History
- Name: Amrum (1926-31); Quersee (1931-45); Empire Condor (1945-47); Mediterranean Trader (1947-49); Maharashmi (1949-51);
- Owner: Schröder, Hölken & Fischer (1926-31); W Schuchmann (1931-45); Ministry of War Transport (1945); Ministry of Transport (1945-46); Akritas Navigation Co (1946-49); Det South East Asia Shipping Co (1949-51);
- Operator: Schröder, Hölken & Fischer (1926-31); W Schuchmann (1931-45); Ministry of War Transport (1945); Ministry of Transport (1945-46); Akritas Navigation Co (1946-49); Det South East Asia Shipping Co (1949-51);
- Port of registry: Hamburg (1923-31); Bremerhaven (1931-33); Bremerhaven (1933-45); London (1945-47); Bombay (1949-51);
- Builder: Nordseewerke
- Launched: 1926
- Out of service: 10 June 1951
- Identification: Code Letters RFSM (1926-34); ; Code Letters DHTQ (1934-45); ; Code Letters GFQV (1945-47); ; United Kingdom Official Number 180781 (1945-49);
- Fate: Wrecked

General characteristics
- Type: Cargo ship
- Tonnage: 998 GRT; 560 NRT;
- Length: 219 ft 6 in (66.90 m)
- Beam: 34 ft 9 in (10.59 m)
- Depth: 13 ft 1 in (3.99 m)
- Installed power: Triple expansion steam engine
- Propulsion: Screw propeller

= SS Quersee =

20th century cargo ship

Quersee was a coaster that was built in 1926 as Amrum by Nordseewerke, Emden for German owners. She was sold in 1931, and renamed Quersee. She was seized by the Allies in May 1945 at Brunsbüttel, Germany, passed to the Ministry of War Transport (MoWT), and renamed Empire Condor. She was sold into merchant service in 1947, and renamed Mediterranean Trader. In 1949, she was sold to India and renamed Maharashmi, serving until 1951, when she ran aground and was wrecked.

==Description==
The ship was built in 1926 by Nordseewerke, Emden.

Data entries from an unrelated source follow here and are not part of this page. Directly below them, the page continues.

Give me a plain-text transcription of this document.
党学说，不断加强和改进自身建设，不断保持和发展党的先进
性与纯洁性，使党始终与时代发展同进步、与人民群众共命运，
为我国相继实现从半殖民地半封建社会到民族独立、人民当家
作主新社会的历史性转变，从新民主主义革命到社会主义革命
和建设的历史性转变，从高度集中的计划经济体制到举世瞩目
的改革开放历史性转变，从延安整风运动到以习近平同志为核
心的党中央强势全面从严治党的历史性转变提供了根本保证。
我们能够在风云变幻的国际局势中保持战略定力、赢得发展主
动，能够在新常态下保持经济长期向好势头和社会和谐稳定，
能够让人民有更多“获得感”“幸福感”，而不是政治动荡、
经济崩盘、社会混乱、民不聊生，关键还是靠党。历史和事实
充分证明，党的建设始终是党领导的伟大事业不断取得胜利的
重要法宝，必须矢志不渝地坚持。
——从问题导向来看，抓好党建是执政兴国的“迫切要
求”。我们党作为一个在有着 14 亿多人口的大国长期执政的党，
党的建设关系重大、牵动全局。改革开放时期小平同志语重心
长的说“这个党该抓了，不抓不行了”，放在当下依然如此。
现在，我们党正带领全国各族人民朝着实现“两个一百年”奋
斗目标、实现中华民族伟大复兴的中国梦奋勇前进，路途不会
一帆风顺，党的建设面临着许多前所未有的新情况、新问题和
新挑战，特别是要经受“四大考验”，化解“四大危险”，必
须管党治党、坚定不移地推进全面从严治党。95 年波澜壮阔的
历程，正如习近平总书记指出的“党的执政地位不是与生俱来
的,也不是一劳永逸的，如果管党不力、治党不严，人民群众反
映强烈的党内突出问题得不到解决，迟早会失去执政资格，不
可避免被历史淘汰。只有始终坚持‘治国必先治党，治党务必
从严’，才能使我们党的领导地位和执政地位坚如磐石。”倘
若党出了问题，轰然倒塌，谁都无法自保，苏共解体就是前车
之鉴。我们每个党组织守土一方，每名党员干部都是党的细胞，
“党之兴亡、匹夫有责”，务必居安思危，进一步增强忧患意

The ship was 219 ft 6 in long, with a beam of 34 ft 9 in a depth of 13 ft 1 in. She had a GRT of 998 and a NRT of 560.

The ship was propelled by a triple expansion steam engine, which had cylinders of 17+11/16 in, 29+1/2 in and 46 in diameter by 31+3/5 in stroke. The engine was built by F Wilhelms-Hütte, Mülheim an der Ruhr.

==History==
Amrum was built for Schröder, Hölken & Fischer, Hamburg. The Code Letters RFSM were allocated. In 1931, she was sold to W Schuchmann, Bremerhaven and was renamed Quersee. A Seebeck Patent rudder was installed in 1932 by Seebeckwerft, Bremerhaven. In 1934, her Code Letters were changed to DHTQ. On 4 September 1932, Quersee was involved in a collision with the Norwegian steamship in the Kaiser Wilhelm Canal. Jelo suffered more damage than Quersee.

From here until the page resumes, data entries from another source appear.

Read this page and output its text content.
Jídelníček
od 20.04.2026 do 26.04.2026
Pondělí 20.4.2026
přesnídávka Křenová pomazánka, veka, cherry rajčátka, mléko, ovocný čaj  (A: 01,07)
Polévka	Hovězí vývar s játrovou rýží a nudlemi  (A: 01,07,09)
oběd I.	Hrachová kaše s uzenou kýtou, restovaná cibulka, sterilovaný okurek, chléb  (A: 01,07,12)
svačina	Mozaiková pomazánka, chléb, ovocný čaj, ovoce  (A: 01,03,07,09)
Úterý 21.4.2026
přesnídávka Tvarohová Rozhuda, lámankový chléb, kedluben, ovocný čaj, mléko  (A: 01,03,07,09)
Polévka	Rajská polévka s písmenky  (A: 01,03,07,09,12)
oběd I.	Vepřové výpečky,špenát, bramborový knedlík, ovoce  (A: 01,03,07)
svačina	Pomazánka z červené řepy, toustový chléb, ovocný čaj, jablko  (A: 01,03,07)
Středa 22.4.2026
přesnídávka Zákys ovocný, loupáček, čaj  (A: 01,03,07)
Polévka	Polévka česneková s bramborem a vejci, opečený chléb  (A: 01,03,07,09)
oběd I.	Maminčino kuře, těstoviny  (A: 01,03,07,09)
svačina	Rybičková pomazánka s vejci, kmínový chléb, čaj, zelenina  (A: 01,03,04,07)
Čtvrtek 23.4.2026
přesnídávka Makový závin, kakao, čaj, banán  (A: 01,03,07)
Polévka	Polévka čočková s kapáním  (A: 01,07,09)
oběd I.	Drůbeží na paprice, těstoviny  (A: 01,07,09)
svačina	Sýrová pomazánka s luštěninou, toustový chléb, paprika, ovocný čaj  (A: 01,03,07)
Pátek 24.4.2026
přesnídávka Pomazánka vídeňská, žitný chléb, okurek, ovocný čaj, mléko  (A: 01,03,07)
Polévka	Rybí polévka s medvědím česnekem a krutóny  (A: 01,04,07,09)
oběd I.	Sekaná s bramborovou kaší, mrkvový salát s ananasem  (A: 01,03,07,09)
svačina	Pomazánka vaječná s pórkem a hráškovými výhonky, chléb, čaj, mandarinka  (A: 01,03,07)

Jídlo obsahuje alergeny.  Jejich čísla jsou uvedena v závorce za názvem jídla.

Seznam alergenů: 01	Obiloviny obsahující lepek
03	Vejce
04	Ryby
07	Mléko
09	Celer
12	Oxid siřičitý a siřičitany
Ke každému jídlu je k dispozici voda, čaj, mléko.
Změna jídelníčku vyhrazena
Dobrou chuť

In May 1945, Quersee was seized by the Allies at Brunsbüttel. She was passed to the MoWT and renamed Empire Condor. Her port of registry was changed to London. The Code Letters GFQV and United Kingdom Official Number 180781 were allocated. She was operated under the management of Hull & Chicken Ltd.

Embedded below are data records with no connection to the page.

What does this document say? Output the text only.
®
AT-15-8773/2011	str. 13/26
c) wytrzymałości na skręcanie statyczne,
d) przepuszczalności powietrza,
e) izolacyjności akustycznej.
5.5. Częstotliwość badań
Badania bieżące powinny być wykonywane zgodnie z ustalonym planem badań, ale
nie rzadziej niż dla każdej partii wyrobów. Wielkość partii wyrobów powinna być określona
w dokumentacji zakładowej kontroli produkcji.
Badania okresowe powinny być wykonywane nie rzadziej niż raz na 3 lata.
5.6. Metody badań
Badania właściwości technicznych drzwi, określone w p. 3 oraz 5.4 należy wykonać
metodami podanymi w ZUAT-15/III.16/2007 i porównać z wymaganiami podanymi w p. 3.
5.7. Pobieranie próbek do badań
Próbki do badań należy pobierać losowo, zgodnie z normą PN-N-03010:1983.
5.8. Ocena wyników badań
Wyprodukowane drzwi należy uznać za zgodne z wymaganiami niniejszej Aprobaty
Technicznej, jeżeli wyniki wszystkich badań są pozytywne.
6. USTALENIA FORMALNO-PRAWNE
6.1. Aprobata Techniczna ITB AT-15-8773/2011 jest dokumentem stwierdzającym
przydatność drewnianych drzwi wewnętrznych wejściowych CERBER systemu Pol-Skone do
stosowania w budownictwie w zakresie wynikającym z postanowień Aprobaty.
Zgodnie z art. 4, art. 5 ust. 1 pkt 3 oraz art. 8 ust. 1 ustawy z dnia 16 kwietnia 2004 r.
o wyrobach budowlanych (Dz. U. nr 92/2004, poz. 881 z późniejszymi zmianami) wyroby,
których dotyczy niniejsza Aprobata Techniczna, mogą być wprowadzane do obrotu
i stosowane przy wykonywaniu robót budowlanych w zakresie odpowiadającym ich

In 1946, Empire Condor was sold to Akritas Navigation Co Ltd, London. In 1947, she was renamed Mediterranean Trader. In 1949, she was sold to South East Shipping Co, Bombay, India and was renamed Maharashmi. On 10 June 1951, she ran aground near the Bhaktal Fort Lighthouse, India and broke into three sections. The ship was a total loss.